The most convenient tool to install and manage Python packages is pip. Rather than installing the packages one by one, it is possible to define a list of packages that you want to install as the contents of a text file. We can pass the text file into the pip tool, which will then handle installation of all packages in the list automatically. An added benefit to this approach is that the package list can be stored in version control. If you have gone through the Working with Docker recipe, then you have already seen this.
Generally speaking, it is ideal and often sufficient to have a single requirements file that directly matches your production environment. When changing versions or adding and removing dependencies, this can be done on a development machine and then managed through version control. It can then be as simple as switching branches to go from one set of dependencies (and associated code changes) to another.

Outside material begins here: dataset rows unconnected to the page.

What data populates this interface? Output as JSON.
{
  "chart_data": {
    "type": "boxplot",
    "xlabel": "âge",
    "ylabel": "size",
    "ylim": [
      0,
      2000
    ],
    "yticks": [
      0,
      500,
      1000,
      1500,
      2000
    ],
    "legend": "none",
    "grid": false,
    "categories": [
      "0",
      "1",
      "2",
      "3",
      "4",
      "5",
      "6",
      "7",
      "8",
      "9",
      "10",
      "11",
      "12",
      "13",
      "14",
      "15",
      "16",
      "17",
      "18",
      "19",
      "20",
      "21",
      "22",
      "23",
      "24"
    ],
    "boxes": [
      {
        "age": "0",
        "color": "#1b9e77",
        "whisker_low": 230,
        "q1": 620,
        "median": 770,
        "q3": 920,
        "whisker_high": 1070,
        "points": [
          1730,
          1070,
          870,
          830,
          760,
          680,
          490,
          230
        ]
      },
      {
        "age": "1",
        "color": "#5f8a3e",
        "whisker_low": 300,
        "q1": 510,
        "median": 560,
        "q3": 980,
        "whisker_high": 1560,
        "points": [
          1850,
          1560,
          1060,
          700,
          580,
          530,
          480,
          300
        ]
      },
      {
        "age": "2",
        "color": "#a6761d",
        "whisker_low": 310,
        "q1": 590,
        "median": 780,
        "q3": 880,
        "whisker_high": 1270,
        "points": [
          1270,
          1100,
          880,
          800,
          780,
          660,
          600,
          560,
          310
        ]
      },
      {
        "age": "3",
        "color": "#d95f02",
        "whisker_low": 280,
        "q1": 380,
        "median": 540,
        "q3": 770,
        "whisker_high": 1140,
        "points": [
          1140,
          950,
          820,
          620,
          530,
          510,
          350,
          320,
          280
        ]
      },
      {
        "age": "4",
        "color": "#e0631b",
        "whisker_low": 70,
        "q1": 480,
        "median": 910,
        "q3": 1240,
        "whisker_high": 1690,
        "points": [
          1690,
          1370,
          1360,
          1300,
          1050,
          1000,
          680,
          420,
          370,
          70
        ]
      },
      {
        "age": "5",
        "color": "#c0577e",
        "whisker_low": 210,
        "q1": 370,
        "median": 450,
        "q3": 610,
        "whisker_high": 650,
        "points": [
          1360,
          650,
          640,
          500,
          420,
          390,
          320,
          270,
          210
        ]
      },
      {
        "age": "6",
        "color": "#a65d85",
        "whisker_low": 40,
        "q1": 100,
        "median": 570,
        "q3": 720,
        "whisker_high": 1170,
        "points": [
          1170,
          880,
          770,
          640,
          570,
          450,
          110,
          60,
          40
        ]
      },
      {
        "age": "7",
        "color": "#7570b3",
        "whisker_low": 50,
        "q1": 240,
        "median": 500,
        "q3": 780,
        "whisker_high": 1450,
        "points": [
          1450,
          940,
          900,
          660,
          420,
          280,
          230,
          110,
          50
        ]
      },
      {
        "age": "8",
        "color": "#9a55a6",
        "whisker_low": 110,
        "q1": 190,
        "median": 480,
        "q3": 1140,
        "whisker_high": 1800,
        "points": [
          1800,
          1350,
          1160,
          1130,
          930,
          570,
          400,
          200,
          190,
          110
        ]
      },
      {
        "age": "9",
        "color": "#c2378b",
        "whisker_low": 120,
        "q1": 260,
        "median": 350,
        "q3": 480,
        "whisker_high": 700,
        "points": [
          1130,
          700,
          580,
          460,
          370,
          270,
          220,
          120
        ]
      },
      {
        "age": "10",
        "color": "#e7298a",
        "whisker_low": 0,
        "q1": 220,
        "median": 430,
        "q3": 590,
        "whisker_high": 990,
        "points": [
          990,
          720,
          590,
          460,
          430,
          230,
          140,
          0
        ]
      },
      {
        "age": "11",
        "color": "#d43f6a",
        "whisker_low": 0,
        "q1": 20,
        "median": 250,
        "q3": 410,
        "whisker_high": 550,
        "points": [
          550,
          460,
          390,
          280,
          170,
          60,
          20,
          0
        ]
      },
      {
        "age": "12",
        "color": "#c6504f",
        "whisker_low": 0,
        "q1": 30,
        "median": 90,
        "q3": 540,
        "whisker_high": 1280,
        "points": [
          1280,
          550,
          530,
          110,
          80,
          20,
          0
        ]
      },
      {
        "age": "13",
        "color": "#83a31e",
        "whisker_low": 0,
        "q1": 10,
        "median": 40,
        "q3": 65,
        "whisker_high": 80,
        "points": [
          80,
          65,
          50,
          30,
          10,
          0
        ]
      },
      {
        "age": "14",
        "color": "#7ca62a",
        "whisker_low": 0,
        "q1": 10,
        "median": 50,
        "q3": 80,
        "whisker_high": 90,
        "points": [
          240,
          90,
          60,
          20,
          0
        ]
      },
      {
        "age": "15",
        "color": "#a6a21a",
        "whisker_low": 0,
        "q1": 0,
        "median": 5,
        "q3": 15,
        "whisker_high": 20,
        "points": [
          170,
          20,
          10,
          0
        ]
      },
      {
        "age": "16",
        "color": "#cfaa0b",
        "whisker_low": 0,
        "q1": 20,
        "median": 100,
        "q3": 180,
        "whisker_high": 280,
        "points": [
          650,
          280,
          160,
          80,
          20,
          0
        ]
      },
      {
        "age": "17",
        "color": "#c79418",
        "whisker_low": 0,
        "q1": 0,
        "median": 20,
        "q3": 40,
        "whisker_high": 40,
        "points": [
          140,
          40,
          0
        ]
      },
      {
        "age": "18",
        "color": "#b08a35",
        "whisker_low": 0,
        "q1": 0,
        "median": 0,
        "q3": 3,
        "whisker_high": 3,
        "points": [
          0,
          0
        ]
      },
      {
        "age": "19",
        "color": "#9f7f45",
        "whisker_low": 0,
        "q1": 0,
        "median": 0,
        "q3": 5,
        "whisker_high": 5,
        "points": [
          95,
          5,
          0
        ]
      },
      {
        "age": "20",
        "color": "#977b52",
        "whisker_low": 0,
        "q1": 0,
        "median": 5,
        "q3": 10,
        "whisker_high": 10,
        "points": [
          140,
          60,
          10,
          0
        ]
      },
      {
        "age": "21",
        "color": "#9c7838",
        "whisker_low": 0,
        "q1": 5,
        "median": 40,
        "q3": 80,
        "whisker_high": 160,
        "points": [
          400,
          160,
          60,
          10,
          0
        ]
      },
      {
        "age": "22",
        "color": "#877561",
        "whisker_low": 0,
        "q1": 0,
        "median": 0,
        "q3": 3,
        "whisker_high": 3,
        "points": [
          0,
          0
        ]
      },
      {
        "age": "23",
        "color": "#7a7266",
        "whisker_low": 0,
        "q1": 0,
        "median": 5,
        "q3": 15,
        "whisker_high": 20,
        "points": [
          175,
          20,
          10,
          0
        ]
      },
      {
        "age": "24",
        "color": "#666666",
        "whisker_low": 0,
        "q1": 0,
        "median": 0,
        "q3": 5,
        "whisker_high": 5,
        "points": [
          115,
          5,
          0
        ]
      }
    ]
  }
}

In some cases, environments differ enough that you will need to have at least two different instances of your project: the development environment, where you create new features, and the public website environment that is usually called the production environment, in a hosted server. There might be development environments for other developers, or special tools that are needed during development but are unnecessary in production. Also, you may have a testing and staging environment in order to test the project locally and in a public website-like situation.
For good maintainability, you should be able to install the required Python modules for development, testing, staging, and production environments. Some of the modules will be shared and some of them will be specific to a subset of the environments. In this recipe, we will see how to organize the project dependencies for multiple environments and manage them with pip.